Member of the Western Australian Legislative Council
- In office 22 May 1971 – 21 May 1983
- Preceded by: Jim Garrigan
- Succeeded by: Mark Nevill
- Constituency: South-East Province

Personal details
- Born: Ronald Thomas Leeson 26 February 1939 Laverton, Western Australia, Australia
- Died: 24 March 2025 (aged 86) Perth, Western Australia, Australia
- Party: Labor

= Ron Leeson =

Australian trade unionist and politician

Ronald Thomas Leeson (26 February 1939 – 24 March 2025) was an Australian politician who was a Labor Party member of the Western Australian Legislative Council from 1971 to 1983, representing the South-East Province.

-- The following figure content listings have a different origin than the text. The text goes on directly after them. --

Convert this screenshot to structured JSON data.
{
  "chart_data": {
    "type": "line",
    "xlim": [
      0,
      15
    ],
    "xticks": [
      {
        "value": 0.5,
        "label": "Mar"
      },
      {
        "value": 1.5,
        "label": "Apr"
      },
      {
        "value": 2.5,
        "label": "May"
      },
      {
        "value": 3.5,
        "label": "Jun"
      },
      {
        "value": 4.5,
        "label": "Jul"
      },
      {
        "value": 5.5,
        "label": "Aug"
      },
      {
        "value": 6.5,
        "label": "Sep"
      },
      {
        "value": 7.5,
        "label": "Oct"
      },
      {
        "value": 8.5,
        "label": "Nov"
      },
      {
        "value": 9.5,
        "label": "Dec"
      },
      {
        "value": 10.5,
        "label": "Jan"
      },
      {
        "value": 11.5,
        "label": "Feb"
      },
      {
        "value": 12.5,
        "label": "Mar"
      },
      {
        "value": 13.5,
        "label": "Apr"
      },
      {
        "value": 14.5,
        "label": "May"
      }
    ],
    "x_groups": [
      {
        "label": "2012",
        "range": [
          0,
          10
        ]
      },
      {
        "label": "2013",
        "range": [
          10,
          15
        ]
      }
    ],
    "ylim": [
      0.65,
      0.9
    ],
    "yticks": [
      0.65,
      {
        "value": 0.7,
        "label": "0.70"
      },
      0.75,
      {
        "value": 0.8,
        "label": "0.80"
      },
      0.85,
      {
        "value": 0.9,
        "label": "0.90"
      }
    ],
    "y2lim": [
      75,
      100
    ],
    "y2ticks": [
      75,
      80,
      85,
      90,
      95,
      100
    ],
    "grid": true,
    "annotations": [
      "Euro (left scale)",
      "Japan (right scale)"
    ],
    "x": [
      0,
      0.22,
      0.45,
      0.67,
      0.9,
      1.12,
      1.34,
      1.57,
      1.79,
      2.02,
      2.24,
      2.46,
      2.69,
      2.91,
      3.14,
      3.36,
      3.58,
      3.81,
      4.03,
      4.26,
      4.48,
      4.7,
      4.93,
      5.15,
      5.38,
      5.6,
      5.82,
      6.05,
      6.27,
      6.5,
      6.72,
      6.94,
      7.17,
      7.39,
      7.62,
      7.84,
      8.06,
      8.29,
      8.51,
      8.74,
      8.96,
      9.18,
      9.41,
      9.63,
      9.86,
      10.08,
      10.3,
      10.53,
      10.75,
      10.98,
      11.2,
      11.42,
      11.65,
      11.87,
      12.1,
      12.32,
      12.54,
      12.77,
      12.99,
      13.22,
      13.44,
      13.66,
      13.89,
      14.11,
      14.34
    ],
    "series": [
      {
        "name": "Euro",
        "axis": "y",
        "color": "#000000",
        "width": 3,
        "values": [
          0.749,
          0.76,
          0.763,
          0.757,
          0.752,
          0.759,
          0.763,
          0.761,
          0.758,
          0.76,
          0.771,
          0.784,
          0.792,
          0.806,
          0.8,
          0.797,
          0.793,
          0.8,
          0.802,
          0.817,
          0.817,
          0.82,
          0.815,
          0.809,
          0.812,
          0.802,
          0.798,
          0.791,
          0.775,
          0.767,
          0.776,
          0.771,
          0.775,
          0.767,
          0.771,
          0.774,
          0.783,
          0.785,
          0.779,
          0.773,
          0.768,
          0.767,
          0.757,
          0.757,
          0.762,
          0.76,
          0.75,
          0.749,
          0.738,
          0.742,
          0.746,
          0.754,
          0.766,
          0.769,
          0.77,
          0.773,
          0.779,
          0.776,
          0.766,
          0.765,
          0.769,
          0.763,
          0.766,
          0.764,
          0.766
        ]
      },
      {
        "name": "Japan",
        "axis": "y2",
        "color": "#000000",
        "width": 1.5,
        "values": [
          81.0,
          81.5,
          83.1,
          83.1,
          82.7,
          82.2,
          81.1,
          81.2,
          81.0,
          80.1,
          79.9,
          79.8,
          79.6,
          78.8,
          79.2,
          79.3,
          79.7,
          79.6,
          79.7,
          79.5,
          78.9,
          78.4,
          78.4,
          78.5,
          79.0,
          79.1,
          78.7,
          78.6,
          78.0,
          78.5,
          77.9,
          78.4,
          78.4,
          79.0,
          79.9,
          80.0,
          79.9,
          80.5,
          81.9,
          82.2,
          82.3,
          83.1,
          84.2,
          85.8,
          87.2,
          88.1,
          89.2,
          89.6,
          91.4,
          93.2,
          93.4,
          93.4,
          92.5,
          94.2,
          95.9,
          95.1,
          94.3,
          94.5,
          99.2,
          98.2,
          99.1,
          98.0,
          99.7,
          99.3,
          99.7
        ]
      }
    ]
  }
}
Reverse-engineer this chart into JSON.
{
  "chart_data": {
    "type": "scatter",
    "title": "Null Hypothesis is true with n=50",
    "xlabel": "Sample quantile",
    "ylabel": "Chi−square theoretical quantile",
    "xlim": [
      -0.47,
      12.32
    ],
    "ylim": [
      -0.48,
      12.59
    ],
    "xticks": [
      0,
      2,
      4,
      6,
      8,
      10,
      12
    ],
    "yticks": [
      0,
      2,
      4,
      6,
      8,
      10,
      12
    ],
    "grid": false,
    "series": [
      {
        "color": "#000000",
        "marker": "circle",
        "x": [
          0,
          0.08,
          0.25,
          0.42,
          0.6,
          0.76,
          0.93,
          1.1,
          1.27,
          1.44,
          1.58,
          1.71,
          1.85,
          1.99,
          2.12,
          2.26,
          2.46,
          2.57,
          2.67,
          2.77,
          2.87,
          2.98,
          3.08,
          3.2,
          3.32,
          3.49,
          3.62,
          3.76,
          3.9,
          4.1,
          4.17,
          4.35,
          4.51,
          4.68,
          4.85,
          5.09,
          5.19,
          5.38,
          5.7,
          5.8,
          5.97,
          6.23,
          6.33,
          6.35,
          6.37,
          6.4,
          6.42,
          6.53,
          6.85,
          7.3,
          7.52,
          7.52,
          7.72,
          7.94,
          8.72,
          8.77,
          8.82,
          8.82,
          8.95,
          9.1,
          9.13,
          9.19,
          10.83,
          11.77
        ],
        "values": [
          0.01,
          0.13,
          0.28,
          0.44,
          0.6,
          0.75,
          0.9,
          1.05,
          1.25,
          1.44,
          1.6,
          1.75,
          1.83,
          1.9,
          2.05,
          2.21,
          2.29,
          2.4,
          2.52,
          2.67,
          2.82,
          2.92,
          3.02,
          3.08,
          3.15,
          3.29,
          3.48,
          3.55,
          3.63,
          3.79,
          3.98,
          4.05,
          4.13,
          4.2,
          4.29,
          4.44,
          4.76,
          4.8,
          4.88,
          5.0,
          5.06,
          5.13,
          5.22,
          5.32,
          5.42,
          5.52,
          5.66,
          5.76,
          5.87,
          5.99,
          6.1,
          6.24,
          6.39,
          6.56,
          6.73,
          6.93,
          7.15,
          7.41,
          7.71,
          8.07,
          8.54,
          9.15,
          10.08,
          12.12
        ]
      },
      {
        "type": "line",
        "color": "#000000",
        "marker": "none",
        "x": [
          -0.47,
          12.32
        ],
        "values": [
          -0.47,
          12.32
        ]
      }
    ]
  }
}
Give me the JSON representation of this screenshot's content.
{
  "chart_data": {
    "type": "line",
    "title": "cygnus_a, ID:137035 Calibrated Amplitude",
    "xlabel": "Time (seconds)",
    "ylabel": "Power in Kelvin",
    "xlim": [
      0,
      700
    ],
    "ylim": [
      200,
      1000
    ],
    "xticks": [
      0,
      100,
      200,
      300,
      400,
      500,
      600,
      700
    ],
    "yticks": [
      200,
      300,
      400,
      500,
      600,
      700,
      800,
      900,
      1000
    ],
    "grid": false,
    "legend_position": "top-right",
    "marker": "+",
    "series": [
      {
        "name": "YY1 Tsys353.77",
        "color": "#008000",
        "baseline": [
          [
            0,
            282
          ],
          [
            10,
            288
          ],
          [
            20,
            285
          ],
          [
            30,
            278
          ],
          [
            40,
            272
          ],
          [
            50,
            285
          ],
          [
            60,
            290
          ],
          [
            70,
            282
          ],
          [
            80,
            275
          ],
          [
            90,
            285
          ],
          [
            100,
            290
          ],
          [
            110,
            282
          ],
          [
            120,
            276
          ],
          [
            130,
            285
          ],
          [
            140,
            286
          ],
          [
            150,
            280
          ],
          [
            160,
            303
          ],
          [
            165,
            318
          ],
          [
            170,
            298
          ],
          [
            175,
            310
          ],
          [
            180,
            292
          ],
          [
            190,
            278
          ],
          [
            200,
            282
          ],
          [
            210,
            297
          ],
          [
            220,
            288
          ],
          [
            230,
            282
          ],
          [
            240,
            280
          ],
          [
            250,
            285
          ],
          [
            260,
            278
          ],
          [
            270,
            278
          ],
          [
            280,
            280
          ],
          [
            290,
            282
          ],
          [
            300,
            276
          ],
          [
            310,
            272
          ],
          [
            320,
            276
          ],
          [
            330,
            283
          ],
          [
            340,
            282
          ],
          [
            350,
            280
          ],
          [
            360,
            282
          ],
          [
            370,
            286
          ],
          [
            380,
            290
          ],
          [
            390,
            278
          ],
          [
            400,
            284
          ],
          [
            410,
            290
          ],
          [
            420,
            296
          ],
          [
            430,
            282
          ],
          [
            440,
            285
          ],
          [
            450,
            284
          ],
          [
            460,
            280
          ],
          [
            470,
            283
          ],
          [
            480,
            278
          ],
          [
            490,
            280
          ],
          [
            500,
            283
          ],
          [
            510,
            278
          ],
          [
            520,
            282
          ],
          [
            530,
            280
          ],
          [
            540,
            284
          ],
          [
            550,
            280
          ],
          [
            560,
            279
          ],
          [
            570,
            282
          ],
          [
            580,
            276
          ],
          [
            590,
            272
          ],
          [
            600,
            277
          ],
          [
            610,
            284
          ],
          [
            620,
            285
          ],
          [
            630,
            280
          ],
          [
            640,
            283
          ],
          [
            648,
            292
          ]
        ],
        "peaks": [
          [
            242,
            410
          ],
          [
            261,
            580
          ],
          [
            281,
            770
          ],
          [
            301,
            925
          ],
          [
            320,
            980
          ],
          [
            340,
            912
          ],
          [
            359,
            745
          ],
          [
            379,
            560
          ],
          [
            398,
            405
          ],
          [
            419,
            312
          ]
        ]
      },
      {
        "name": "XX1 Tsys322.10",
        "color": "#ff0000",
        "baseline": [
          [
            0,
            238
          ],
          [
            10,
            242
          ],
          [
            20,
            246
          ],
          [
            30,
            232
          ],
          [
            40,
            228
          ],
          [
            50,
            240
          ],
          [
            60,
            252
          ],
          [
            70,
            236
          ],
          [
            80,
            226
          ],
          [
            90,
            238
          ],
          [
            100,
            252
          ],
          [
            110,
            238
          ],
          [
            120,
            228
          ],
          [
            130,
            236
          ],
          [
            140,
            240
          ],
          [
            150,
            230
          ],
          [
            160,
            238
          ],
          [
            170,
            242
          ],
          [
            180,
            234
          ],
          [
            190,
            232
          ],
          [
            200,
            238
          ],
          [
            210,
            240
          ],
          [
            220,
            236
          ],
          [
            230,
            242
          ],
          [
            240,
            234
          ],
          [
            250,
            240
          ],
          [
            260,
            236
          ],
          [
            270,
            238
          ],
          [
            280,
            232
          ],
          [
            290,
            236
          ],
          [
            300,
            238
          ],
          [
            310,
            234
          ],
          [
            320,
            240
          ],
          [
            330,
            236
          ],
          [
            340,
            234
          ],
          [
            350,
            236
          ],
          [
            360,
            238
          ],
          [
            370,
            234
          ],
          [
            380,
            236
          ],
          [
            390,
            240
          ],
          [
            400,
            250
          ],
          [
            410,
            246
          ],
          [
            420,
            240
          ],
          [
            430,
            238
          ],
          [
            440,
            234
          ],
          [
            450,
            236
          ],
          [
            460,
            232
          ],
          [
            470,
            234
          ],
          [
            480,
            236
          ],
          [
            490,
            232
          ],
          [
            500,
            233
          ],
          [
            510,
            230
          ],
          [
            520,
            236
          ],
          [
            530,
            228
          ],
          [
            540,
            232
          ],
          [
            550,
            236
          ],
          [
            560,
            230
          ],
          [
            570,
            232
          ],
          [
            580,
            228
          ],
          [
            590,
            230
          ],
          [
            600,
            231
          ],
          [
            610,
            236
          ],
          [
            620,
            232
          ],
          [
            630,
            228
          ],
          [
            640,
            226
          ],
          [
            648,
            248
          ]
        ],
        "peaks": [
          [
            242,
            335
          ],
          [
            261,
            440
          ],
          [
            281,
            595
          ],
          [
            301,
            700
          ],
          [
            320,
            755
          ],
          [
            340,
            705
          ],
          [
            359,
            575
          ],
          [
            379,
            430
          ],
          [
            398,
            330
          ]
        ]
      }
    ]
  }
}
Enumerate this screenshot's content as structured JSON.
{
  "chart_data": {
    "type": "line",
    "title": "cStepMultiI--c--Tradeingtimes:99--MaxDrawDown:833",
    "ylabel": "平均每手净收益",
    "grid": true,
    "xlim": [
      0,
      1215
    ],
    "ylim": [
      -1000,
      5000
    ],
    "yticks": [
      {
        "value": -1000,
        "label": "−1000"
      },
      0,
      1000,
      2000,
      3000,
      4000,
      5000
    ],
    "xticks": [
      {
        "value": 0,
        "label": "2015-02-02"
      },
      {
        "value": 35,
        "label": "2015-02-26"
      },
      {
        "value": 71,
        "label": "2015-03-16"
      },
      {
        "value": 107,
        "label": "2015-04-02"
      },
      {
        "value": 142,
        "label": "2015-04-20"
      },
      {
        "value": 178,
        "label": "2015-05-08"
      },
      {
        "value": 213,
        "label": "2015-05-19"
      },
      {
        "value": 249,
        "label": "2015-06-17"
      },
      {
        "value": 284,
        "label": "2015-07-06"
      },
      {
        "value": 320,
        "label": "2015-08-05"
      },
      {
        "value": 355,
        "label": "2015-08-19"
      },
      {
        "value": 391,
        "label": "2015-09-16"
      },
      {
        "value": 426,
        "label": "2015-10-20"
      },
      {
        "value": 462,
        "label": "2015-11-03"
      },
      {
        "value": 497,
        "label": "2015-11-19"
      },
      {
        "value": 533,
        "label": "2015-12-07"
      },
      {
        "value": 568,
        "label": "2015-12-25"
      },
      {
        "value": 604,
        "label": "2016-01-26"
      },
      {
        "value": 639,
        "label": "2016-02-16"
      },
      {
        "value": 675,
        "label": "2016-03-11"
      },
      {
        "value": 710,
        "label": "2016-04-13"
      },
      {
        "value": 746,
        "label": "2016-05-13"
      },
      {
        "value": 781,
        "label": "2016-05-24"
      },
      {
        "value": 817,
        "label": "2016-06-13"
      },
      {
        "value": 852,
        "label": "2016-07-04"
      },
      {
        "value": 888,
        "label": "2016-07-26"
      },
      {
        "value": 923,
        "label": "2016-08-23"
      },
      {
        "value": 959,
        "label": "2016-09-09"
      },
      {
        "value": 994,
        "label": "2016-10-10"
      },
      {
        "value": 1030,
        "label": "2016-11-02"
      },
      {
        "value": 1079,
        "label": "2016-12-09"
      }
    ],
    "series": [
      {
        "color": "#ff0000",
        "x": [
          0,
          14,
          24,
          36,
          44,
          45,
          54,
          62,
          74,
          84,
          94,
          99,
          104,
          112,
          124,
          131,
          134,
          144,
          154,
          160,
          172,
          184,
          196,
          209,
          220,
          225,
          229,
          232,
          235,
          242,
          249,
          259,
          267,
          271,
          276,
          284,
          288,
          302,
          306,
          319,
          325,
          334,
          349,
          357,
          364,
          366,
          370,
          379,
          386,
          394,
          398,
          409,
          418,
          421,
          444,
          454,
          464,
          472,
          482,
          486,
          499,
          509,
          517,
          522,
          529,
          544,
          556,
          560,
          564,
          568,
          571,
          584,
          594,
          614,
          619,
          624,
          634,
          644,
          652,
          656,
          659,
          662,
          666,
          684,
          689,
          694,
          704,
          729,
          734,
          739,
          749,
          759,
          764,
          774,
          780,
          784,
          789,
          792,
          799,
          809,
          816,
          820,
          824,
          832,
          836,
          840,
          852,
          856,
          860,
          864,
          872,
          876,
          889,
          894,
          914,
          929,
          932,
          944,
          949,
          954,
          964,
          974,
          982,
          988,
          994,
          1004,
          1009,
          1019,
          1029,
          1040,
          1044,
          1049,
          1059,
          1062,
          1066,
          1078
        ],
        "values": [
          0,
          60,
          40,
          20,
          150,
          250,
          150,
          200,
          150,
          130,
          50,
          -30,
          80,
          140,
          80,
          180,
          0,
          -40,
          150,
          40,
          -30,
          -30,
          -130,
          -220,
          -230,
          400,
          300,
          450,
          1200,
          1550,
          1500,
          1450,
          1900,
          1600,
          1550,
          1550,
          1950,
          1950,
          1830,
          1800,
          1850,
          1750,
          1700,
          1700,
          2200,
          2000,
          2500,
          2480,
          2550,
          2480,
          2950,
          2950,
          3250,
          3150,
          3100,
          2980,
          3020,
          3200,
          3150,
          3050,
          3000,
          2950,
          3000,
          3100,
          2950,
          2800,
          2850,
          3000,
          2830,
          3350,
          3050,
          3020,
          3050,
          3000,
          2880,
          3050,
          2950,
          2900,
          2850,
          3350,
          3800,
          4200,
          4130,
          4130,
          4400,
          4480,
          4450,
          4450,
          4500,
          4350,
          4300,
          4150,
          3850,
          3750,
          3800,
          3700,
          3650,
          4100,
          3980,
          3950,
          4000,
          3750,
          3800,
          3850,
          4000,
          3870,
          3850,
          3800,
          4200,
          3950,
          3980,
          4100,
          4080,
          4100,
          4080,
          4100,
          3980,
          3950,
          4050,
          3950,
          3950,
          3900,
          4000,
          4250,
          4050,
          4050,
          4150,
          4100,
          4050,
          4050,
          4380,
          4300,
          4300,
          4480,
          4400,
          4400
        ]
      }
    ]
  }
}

Leeson was born in Laverton, a remote town in Western Australia's Goldfields, to Amelia May (née Lawer) and George Thomas Leeson. He attended Eastern Goldfields High School before going on to the Kalgoorlie School of Mines, and subsequently worked as a fitter and turner. From 1967 to 1972, he also served as secretary of the Amalgamated Engineering Union. Leeson was elected to parliament at the 1971 state election, replacing Jim Garrigan. He was re-elected to a second six-year term at the 1977 election. At the 1983 election, Leeson attempted to transfer to South Province, but was defeated by David Wordsworth (the sitting Liberal Party member). After leaving parliament, he was a committee member of the WA Greyhound Racing Board.

Leeson died on 24 March 2025. Peter Dowding paid tribute, saying that "he was a champion for workers’ rights during his union years and an advocate for community recreational opportunities during his time in Parliament".